Wednesday, March 02, 2016

Don’t forget that the other guys have a diversity problem too



The Trump vs Rubio insult show has dominated the news for several days. The “in the tank for Hillary” media is having a lot of fun watching the GOP go back and forth about the size of the candidates’ hands or the reality of their tans.  
To be fair, the GOP spectacle is hard to watch. I am not enjoying it, although it is refreshing to see Rubio and Cruz finally attack Trump. 
However, the problems on the other side (i.e. Democrats) may have a bigger impact in November.  
This is from Michael Barone:
I’m not the only one who has noticed that Democratic caucus and primary turnout so far has been down as compared to 2008 and that Republican caucus and primary turnout has been up as compared to either 2012 or 2008.
Anna Greenberg, the Democratic pollster, made the same observation on a joint American Enterprise Institute/Brookings Institution/Center for American Progress panel last Thursday. The results of the South Carolina Democratic primary Saturday confirm the trend. Total turnout was 370,000, down from 30 percent from 2008’s 532,000 (I’m rounding off figures to the nearest thousand, and the 2016 numbers may be off a little from the final returns and exit poll numbers).
Many commentators have noticed that blacks constituted a higher percentage of South Carolina Democratic voters this year, 65 percent according to the exit poll, than they did in 2008, 55 percent. But this represents not a surge of blacks into the electorate, but rather the fact that black turnout declined by only 18 percent, whereas white turnout fell nearly in half, by 44 percent.
Let me add a couple of thoughts about all this.
First, we’ve been told that the GOP has a Hispanic problem, and they do. However, this problem can be fixed with a candidate that pays attention to Hispanics or speaks about school choice and other issues that matter in that community. The growing Hispanic middle class is an opportunity for a GOP nominee who avoids the kind of rhetoric that we hear from Trump.
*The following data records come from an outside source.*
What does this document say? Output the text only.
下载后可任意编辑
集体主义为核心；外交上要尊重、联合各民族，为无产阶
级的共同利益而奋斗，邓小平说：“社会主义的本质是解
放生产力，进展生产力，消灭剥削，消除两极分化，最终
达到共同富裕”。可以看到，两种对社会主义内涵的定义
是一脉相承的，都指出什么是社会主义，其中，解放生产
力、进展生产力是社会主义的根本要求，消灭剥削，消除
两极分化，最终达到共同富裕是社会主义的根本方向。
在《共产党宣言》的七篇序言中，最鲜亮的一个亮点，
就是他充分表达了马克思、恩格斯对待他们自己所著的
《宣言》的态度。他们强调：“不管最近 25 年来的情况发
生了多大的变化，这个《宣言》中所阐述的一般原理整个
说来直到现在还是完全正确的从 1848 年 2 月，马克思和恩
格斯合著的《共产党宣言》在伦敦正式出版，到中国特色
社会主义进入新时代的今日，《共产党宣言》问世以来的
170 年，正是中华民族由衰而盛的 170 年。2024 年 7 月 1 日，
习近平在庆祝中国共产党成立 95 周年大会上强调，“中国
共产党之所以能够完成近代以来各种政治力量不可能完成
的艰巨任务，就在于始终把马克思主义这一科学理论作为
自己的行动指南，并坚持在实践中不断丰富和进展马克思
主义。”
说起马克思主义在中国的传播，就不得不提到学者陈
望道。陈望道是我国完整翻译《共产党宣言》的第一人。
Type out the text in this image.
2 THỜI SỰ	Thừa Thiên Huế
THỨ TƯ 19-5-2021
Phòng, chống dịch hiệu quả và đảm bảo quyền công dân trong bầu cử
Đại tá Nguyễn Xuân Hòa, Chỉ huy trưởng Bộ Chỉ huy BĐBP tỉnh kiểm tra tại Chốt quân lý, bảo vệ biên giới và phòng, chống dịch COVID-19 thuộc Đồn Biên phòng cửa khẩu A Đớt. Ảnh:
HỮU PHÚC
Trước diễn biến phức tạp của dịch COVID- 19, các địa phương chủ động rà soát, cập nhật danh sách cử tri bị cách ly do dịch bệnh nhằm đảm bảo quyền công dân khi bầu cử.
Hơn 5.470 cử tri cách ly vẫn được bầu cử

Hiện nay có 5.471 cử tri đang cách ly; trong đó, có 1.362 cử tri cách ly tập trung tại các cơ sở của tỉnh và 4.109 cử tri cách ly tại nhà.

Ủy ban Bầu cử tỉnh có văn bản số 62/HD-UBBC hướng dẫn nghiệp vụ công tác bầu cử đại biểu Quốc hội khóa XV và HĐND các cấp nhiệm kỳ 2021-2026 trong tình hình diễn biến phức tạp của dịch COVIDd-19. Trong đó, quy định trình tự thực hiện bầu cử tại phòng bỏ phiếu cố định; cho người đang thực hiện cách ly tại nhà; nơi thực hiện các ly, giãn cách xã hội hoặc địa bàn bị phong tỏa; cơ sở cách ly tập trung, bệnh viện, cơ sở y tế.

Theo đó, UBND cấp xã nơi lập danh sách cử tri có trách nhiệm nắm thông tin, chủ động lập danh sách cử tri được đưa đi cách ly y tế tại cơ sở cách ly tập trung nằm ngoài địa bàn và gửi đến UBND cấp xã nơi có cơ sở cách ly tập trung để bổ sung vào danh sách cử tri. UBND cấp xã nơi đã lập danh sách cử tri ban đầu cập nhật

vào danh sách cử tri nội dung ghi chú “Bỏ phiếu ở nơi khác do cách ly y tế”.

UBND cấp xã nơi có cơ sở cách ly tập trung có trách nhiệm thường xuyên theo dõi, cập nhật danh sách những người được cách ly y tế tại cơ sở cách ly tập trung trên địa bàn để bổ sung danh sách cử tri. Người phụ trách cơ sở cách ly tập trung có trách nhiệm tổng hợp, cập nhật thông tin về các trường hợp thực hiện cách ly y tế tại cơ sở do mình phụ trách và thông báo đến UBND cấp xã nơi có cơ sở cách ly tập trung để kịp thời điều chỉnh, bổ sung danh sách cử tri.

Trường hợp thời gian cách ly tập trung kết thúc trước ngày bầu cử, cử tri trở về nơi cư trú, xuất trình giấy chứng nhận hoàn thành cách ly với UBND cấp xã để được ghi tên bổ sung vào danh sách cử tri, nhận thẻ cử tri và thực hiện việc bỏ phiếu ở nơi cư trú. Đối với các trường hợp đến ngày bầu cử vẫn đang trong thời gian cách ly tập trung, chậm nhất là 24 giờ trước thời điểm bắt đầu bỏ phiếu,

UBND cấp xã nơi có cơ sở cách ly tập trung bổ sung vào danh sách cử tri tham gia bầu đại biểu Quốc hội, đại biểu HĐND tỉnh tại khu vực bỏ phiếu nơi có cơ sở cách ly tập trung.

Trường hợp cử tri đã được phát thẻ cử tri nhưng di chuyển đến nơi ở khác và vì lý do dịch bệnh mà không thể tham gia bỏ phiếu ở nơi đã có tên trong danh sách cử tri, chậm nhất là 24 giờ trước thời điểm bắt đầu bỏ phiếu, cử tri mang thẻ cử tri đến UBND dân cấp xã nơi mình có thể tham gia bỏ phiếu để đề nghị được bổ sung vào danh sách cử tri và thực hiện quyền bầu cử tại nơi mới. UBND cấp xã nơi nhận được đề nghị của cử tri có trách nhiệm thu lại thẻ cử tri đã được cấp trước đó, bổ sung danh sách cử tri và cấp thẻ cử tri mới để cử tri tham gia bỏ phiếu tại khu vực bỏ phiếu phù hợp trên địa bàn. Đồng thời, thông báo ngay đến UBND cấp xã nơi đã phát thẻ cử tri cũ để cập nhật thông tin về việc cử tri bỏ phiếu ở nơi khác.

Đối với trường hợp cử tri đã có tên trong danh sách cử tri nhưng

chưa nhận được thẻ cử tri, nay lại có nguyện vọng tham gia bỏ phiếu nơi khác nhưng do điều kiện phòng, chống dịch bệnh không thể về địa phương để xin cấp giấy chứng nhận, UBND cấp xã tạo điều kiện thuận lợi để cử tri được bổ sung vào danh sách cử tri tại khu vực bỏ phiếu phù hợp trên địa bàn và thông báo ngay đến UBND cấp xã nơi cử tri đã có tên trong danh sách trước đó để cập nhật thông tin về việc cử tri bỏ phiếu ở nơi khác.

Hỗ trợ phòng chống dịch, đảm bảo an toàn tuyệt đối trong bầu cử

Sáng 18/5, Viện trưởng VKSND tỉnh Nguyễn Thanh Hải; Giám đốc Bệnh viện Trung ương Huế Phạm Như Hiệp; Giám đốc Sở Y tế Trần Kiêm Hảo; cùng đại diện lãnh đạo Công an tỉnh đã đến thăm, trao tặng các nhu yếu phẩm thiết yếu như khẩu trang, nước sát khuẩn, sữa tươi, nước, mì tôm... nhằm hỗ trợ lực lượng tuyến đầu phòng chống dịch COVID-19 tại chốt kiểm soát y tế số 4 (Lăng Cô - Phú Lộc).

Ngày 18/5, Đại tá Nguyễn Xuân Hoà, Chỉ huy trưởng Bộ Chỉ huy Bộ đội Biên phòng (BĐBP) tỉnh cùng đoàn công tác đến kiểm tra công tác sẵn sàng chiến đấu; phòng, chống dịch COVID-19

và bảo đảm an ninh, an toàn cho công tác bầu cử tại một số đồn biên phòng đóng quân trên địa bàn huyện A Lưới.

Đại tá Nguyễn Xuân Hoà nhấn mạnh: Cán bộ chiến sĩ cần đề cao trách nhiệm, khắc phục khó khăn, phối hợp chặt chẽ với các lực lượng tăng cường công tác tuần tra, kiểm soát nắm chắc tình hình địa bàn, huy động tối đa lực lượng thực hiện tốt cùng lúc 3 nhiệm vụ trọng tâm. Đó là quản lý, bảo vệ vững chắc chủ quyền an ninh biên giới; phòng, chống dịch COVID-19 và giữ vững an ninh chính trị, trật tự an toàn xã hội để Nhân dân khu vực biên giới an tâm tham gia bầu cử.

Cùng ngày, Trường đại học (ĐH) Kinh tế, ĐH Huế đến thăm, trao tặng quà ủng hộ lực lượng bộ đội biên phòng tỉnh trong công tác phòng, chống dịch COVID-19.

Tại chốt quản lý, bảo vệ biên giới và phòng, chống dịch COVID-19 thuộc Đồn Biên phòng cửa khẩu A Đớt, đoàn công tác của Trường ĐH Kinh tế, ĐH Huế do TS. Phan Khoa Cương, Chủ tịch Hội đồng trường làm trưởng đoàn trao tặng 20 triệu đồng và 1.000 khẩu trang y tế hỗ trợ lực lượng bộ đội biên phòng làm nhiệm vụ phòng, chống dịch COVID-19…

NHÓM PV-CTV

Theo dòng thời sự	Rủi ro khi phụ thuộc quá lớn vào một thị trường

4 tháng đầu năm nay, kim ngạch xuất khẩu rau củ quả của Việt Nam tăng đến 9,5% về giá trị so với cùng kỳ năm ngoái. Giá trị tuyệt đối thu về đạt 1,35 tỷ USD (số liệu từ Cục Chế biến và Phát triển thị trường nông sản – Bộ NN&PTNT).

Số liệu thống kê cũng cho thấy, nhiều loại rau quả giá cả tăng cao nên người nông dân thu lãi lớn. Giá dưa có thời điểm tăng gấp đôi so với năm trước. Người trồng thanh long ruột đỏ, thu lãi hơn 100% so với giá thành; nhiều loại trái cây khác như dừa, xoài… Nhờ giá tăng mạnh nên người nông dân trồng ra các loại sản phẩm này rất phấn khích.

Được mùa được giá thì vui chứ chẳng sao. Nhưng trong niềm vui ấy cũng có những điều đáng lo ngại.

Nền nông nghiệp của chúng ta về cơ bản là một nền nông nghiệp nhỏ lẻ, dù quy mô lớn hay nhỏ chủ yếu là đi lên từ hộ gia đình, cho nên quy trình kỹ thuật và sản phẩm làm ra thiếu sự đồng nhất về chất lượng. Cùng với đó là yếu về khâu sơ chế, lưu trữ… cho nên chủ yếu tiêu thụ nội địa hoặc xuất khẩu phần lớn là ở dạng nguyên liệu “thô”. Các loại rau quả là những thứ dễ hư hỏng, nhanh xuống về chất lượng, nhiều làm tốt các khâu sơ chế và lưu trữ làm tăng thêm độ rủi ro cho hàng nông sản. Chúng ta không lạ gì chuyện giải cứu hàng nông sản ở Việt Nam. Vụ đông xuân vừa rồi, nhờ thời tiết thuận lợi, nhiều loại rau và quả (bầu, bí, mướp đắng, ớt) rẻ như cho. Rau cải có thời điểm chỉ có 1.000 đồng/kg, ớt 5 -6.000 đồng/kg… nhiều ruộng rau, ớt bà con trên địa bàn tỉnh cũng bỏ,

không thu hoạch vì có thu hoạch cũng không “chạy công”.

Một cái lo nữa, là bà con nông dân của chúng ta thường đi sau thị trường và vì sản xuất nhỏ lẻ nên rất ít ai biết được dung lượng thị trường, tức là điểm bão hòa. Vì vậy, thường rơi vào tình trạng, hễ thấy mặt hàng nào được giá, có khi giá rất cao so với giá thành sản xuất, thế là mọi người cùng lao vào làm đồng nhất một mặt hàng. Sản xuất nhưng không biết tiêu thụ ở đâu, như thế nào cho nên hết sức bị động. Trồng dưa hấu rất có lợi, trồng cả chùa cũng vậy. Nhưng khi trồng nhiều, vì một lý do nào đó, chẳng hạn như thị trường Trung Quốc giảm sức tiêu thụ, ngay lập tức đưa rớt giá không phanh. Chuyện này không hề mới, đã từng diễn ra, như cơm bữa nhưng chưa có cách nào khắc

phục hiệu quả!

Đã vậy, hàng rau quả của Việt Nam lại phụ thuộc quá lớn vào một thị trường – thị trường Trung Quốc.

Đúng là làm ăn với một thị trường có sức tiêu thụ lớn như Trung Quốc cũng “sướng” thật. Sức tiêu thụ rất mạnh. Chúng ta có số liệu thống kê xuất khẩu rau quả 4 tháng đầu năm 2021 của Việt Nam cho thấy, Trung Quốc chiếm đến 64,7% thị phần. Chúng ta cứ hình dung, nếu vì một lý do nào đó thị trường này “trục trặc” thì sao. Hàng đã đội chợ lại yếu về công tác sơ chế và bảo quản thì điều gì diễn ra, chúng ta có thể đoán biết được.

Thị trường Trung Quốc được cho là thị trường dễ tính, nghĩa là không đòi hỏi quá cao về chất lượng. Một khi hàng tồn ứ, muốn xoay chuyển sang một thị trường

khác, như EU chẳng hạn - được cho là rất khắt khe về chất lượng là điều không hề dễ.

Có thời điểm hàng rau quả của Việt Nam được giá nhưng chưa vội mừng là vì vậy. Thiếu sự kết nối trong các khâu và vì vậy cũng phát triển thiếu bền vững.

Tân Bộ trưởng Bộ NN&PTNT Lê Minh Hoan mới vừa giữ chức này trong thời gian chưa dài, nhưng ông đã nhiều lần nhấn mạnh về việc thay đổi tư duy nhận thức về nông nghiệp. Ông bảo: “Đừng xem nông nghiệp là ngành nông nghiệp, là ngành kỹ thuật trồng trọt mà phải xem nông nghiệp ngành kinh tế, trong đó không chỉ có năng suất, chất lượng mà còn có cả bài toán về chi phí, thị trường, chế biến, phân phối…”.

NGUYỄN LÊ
Second, the Democrats have a “white problem” and they really do. The Democrats are losing whites in such numbers that it may be impossible for any nominee to get them back. I don’t see Hillary Clinton winning them back even if she goes into “general election” pandering soon. Bernie Sanders will win college town whites but not much more.  
 
We will learn in 2016 whether or not a major party can continue to lose the votes of whites, or  roughly75% of the population according to the most recent census. The Democrats will not be a national party if they only appeal to minorities or whites who work for the government.